Their lips have just barely touched when the sound of a door slamming startles them both. Seconds later, Veronica Hastings sweeps into the living room, Burberry coat covered in snow, looking annoyed.
"The roads are absolute Hell," she says by way of greeting, not batting an eye over the entangled position of the obviously caught-off-guard couple on the couch.
"I figured you'd be stuck in New York," Spencer says, extracting herself from Toby and standing up, careful not to disrupt the injured leg her boyfriend had propped on a cushion.
"What, and leave my daughter alone? Of course not. I battled through to make it here, although," she adds with a frown at her Rolex, "it's technically the twenty-sixth now."
"It doesn't matter." As she hugs her mother, Spencer blinks back tears, because while they may not show it often, even the infamous Hastings' do care. "I'm just glad you're here."
"So am I." Veronica gives her a quick squeeze. "Did you eat anything?"
"Yeah, Toby and I had dinner with the girls and Ezra, Caleb, and Paige..." Spencer's voice trails off, then she brightly continues with a quick look at her boyfriend, still on the couch, looking like a deer in headlights. "I was just about to walk him back out to the barn." The barn had been Toby's residence since the car accident he'd been involved in the night before her arrest; after seeing the rickety stairs leading up to the loft above the Brew and Spencer's unease about it, Veronica had offered it to him.
"Oh, he doesn't have to go yet," Veronica waves her hand dismissively. "I thought we could decorate a tree. We haven't done that in years."
They haven't done that since Spencer was seven, and in spite of herself, she's flooded with a childlike excitement. "But we don't have a tree," she points out, pushing it back.
"Sure we do, somewhere in the basement." Veronica shrugs. "It's a fake, but it'll do."
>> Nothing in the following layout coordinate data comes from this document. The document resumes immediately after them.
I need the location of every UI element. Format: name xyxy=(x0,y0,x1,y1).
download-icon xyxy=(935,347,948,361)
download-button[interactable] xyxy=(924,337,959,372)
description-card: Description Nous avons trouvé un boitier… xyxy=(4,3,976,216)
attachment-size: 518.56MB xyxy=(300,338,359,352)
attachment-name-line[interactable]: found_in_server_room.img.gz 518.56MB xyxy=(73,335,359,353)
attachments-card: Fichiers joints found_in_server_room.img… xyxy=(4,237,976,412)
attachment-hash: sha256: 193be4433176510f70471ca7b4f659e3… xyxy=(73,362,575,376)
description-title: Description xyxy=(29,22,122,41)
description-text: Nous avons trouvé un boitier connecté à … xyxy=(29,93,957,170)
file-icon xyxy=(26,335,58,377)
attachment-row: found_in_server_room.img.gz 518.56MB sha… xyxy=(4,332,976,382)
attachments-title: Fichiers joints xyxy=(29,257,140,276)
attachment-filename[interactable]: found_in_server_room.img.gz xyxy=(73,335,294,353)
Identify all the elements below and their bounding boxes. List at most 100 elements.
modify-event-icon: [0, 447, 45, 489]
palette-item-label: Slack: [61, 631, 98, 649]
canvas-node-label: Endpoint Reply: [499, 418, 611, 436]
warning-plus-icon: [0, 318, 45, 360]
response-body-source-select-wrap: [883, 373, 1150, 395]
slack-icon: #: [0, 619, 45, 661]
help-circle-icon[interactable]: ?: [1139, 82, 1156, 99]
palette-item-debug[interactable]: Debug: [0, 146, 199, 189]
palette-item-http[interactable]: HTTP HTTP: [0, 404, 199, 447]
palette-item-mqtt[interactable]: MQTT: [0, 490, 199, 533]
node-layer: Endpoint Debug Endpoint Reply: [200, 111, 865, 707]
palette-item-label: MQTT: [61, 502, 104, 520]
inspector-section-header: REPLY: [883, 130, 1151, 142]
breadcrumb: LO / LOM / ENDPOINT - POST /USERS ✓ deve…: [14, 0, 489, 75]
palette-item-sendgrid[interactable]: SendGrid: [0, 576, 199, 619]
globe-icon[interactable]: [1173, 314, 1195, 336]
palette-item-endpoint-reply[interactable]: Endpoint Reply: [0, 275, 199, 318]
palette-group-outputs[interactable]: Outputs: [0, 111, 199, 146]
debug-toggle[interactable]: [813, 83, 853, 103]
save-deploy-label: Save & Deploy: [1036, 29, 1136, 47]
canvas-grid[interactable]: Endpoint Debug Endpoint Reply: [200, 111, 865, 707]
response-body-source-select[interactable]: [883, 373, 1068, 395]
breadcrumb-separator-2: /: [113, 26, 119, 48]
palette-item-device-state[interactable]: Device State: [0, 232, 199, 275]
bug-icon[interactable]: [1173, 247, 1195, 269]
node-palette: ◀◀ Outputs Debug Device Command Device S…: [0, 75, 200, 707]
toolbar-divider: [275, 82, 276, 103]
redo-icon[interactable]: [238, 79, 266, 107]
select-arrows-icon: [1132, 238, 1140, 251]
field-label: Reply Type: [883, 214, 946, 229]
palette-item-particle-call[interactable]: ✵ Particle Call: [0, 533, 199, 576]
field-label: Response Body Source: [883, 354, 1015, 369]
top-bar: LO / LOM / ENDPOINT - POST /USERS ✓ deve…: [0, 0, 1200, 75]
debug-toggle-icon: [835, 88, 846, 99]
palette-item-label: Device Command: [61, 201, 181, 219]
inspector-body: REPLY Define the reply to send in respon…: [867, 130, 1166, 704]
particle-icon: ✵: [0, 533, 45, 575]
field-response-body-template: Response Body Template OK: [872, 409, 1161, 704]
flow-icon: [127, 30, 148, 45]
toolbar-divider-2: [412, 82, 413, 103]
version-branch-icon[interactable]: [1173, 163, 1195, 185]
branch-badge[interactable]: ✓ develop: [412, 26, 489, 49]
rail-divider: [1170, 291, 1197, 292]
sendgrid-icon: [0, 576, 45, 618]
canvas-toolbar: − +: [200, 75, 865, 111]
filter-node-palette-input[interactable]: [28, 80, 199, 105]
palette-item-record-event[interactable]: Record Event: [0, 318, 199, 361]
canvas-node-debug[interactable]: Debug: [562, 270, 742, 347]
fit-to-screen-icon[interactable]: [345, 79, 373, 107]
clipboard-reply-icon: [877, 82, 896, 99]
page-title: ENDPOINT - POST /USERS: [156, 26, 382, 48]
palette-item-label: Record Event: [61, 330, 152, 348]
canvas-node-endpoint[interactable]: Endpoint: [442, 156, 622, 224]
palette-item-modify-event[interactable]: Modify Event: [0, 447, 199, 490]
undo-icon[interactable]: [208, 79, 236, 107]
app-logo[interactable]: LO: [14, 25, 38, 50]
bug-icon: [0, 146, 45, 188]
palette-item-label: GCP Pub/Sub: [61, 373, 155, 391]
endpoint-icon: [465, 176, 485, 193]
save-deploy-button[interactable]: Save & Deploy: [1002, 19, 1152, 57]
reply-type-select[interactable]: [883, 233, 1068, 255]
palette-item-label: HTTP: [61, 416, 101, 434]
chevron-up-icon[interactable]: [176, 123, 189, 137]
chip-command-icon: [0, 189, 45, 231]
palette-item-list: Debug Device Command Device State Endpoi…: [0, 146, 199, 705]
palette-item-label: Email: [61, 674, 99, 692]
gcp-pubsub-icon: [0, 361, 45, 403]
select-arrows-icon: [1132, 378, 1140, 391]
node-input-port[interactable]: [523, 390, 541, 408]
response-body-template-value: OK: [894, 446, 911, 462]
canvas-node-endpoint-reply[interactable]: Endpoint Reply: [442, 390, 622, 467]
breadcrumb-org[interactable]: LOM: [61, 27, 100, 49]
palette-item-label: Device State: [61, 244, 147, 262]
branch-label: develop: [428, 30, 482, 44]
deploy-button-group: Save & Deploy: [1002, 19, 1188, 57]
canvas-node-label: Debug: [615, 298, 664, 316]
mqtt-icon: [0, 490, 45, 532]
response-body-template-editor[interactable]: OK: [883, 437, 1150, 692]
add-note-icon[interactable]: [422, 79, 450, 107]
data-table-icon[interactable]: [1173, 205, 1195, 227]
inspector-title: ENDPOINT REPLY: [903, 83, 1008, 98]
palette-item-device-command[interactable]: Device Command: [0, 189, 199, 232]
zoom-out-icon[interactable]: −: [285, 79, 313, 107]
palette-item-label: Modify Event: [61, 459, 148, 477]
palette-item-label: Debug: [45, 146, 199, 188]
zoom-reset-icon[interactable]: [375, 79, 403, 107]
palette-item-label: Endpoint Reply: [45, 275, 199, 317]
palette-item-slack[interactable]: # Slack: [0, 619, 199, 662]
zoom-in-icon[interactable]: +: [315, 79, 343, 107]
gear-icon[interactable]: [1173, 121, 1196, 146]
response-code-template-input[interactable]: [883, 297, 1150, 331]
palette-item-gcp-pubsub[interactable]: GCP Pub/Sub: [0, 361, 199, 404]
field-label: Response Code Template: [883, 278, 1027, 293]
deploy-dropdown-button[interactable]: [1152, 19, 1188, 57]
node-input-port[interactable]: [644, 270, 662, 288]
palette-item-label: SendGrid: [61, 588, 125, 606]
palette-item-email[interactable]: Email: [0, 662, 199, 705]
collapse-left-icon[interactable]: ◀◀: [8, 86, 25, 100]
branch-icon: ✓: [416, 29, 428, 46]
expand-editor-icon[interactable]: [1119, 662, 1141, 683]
An hour later, Spencer, Toby, and Veronica sit before the fireplace, drinking egg nog and admiring the tree they'd strung with old lights Veronica had dug up, and peppered with ornaments Spencer and Melissa had made in school over the years. Toby is discussing is police academy training with Veronica and the elder Hastings is obviously impressed, and as Spencer leans back in her seat, her boyfriend's hand in hers, she feels a warmth she hasn't felt in so long.
Sure, her life isn't perfect. Her family isn't perfect, her relationship isn't perfect. But perfect doesn't mean what it used to mean to her. She doesn't care about perfection, she cares about happiness. Peace.
And despite the fact that the war is far from over, as she looks up into Toby's blue eyes, she thinks that maybe hope isn't just a dirty four-letter word after all.